The Dana has an IrDA-compatible infrared port for transferring (or "beaming") documents and files. This is a convenient way to back up files to another Dana or an IrDA-equipped PC. Being a Palm OS computer, files may be transferred to or from a PC over the USB port using the Hotsync feature of the included Palm Desktop software. This is also how third-party programs are loaded into the Dana. Another use for the USB port is to trickle-charge a rechargeable battery pack, in lieu of the AC adapter.

====Dana Wireless====
One year later, in 2003, AlphaSmart added the Dana Wireless model (FCC ID KV2DANA002), which added built-in Wi-Fi connectivity for internet use and interaction with other Danas, doubled the RAM capacity from 8 MiB to 16 MiB, doubled flash ROM from 4 MiB to 8 MiB, quadrupled the number of shades of gray displayed from 4 to 16, and added SDIO support to the SD card slots. It used 3 AA batteries (standard, NiMH, or NiCad) for up to 20 hours of usage.

===Neo===
The Neo model was introduced in August 2004 and could hold more than 200 pages of text. Its LCD was 50% larger than the AlphaSmart 3000's display. Unlike the 3000, it did not use fixed blocks for each character and, therefore, could display different font/point sizes, along with simple graphics. The Neo also ran a newer operating system that allowed for modular control of SmartApplets and a new version of AlphaWord (the word-processing SmartApplet), which allowed dynamic file resizing. The CPU was a 33 MHz DragonBall VZ, which is a 68000-based processor made by Freescale/Motorola. The Neo's chassis was a dark opaque shade of green with its form factor based on the Dana. It used the same optional NiMH battery pack as the AlphaSmart Dana. Initially, the Neo had several software bugs, such as a hard-to-see cursor and a text-stacking file corruption problem.

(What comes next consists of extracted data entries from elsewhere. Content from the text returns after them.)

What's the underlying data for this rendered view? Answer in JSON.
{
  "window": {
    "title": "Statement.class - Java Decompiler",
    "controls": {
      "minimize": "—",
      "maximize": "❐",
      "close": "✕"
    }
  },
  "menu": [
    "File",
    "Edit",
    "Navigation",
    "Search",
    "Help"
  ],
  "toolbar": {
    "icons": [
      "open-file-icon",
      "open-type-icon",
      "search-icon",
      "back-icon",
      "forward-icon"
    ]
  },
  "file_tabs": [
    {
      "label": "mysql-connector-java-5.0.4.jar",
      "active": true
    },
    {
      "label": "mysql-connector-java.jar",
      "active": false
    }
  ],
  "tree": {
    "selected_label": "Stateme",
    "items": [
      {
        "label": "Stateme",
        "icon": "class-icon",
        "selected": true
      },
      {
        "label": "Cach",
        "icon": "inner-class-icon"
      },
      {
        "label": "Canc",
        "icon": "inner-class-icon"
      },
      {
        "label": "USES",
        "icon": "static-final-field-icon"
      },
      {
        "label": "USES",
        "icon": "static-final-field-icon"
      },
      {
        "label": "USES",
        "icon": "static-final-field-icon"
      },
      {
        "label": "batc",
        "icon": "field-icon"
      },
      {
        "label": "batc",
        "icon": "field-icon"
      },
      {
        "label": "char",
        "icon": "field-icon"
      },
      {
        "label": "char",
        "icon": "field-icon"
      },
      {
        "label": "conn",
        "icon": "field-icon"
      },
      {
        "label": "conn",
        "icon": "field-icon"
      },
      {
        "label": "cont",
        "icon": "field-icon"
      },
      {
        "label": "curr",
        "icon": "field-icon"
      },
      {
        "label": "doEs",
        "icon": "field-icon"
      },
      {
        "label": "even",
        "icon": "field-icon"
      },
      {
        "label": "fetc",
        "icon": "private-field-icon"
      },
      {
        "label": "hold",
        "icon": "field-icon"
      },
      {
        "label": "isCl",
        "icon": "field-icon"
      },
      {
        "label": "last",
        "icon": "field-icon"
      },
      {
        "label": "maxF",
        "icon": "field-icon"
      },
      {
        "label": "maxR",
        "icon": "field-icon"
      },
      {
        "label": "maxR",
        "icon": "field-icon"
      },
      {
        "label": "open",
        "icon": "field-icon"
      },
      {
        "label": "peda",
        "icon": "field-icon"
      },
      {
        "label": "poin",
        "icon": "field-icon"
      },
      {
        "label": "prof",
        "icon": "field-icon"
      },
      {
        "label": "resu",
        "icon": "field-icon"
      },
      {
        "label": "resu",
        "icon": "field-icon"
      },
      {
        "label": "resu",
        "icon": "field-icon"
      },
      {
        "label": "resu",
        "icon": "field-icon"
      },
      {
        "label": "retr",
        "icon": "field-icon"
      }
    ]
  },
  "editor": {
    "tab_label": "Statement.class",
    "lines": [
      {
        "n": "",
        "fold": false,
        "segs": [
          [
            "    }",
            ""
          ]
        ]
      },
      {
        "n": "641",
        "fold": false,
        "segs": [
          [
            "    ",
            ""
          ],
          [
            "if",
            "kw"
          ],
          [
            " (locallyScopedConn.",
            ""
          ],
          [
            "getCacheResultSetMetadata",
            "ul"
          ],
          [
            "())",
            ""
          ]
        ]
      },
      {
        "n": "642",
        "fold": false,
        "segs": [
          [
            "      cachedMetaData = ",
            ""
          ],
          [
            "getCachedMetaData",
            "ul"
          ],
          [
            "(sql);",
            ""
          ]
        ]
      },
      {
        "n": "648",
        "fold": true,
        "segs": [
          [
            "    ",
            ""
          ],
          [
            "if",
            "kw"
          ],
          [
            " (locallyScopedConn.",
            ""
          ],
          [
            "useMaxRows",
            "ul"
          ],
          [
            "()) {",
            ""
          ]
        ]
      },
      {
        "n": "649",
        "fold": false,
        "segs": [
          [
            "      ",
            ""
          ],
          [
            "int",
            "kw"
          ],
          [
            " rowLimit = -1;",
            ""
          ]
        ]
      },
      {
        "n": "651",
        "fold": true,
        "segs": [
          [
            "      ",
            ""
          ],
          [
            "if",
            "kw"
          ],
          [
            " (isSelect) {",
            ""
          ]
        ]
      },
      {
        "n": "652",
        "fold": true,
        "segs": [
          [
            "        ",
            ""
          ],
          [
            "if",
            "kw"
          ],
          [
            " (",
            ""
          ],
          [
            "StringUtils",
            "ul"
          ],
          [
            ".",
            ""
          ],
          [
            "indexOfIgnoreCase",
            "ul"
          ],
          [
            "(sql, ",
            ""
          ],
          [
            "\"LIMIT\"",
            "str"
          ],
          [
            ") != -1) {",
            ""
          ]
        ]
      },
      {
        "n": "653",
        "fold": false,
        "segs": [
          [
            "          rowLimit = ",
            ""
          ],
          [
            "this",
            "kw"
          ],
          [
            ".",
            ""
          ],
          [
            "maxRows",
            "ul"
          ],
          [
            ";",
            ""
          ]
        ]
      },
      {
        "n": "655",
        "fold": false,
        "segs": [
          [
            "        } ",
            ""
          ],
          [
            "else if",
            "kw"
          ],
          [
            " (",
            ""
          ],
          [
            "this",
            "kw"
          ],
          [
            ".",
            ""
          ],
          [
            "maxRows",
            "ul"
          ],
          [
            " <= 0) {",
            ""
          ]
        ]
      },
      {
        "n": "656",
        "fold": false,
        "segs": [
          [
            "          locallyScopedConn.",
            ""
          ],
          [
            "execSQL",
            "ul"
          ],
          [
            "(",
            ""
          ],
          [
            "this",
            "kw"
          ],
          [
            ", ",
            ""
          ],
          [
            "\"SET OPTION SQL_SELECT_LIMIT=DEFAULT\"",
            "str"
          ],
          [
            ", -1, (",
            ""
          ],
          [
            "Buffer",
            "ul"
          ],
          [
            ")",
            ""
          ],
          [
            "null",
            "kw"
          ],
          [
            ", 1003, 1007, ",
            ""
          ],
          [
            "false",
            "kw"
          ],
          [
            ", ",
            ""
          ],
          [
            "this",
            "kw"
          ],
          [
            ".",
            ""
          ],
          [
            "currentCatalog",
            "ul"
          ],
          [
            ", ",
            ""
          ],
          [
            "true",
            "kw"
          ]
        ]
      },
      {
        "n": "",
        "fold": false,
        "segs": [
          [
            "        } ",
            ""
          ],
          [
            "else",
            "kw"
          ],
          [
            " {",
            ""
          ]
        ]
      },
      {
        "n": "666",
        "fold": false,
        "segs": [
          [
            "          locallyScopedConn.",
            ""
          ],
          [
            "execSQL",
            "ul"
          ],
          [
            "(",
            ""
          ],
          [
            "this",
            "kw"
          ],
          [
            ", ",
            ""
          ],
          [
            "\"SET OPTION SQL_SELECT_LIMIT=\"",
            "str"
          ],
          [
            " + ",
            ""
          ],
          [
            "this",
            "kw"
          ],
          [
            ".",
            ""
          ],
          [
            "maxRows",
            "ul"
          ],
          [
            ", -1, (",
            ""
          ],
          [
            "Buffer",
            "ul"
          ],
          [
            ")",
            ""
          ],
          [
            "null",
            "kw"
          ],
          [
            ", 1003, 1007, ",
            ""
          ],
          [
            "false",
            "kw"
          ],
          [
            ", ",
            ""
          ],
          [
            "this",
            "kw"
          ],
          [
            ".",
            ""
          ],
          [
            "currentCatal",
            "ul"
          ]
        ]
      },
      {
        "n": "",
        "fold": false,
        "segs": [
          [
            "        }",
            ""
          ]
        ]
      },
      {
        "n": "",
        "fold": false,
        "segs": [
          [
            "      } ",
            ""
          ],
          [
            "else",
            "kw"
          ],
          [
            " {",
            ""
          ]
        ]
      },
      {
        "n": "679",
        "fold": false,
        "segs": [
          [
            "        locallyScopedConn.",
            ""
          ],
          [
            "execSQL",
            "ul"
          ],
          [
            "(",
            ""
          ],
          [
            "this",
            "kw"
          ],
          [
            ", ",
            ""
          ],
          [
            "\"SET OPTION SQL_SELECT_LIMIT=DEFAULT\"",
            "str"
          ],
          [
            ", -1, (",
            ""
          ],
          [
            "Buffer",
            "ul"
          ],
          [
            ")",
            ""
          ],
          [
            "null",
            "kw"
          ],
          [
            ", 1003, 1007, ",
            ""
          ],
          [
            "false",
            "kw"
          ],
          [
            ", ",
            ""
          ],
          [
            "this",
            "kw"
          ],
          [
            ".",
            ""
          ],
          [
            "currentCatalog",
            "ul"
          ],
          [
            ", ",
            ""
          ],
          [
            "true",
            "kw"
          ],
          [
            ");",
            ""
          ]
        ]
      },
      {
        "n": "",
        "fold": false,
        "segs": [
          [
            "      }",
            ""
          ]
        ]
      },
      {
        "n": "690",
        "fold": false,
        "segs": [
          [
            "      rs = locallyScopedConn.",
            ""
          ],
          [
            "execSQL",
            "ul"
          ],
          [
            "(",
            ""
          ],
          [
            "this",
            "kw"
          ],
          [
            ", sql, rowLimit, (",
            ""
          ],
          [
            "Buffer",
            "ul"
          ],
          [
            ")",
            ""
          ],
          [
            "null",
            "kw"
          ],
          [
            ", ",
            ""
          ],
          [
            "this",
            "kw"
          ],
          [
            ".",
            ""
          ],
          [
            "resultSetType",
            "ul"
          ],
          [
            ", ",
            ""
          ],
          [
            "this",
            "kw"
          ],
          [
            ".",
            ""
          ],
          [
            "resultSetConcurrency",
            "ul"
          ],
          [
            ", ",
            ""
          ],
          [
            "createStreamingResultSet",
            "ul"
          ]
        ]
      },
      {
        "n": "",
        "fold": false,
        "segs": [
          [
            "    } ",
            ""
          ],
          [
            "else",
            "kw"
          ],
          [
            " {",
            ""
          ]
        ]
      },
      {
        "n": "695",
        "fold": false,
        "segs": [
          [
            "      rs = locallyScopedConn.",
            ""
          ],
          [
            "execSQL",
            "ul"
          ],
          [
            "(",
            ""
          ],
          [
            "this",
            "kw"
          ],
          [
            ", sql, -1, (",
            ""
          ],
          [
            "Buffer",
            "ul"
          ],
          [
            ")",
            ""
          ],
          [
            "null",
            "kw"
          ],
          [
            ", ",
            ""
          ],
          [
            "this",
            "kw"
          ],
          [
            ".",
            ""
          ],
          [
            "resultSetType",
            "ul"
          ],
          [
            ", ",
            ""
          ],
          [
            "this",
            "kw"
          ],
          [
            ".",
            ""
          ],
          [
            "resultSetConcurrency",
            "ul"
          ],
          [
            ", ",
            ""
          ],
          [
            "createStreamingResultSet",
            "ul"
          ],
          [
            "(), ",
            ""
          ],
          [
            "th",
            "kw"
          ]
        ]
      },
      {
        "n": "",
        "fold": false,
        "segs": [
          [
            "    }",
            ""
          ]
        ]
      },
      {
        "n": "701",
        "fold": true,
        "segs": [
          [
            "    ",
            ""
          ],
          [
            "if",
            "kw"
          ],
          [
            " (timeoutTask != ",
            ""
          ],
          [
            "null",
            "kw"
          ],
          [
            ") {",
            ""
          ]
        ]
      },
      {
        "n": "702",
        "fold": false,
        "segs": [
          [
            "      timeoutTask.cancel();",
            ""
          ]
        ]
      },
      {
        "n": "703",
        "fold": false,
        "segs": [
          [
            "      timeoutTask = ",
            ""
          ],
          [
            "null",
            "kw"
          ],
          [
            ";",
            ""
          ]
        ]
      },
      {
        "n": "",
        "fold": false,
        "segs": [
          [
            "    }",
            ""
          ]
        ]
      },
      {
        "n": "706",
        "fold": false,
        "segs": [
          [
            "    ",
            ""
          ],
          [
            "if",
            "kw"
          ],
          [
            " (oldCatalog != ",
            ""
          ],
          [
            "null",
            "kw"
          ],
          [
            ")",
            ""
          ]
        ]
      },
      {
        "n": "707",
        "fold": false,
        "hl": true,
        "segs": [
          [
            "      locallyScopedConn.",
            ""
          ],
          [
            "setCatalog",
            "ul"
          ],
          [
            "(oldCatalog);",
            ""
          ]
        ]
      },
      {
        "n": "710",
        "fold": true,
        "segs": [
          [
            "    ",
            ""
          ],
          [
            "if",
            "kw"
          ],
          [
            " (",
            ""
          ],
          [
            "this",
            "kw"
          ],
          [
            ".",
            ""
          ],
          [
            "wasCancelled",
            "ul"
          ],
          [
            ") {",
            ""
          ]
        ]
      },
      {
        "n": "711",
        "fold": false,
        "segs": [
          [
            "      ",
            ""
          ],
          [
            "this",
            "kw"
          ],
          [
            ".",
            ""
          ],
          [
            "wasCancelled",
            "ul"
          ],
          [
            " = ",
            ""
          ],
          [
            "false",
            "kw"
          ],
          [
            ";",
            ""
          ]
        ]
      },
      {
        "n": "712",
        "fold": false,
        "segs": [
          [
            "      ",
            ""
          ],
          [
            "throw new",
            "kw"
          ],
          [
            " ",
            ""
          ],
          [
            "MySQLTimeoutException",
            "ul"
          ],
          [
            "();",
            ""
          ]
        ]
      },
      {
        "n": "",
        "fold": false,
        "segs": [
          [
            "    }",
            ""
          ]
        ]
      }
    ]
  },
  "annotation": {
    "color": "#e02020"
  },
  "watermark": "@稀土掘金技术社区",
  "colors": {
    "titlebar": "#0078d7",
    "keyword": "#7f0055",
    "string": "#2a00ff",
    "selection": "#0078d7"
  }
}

In 2007, the Neo 2 added several minor upgrades to the original Neo and was the first unit released after AlphaSmart was acquired by Renaissance Learning. It added quiz functionality, using the 2Know! Toolbar, which was developed for the 2Know! Classroom Response System. Teachers could create, distribute, and score quizzes using the Neo 2. Neo 2 could also access Accelerated Reader quizzes and allow students to use network printers, when using the Renaissance Receiver accessory.

Both the Neo and Neo 2 were discontinued by Renaissance Learning in late September 2013, although the company still offers support and software to existing users As of March 2014.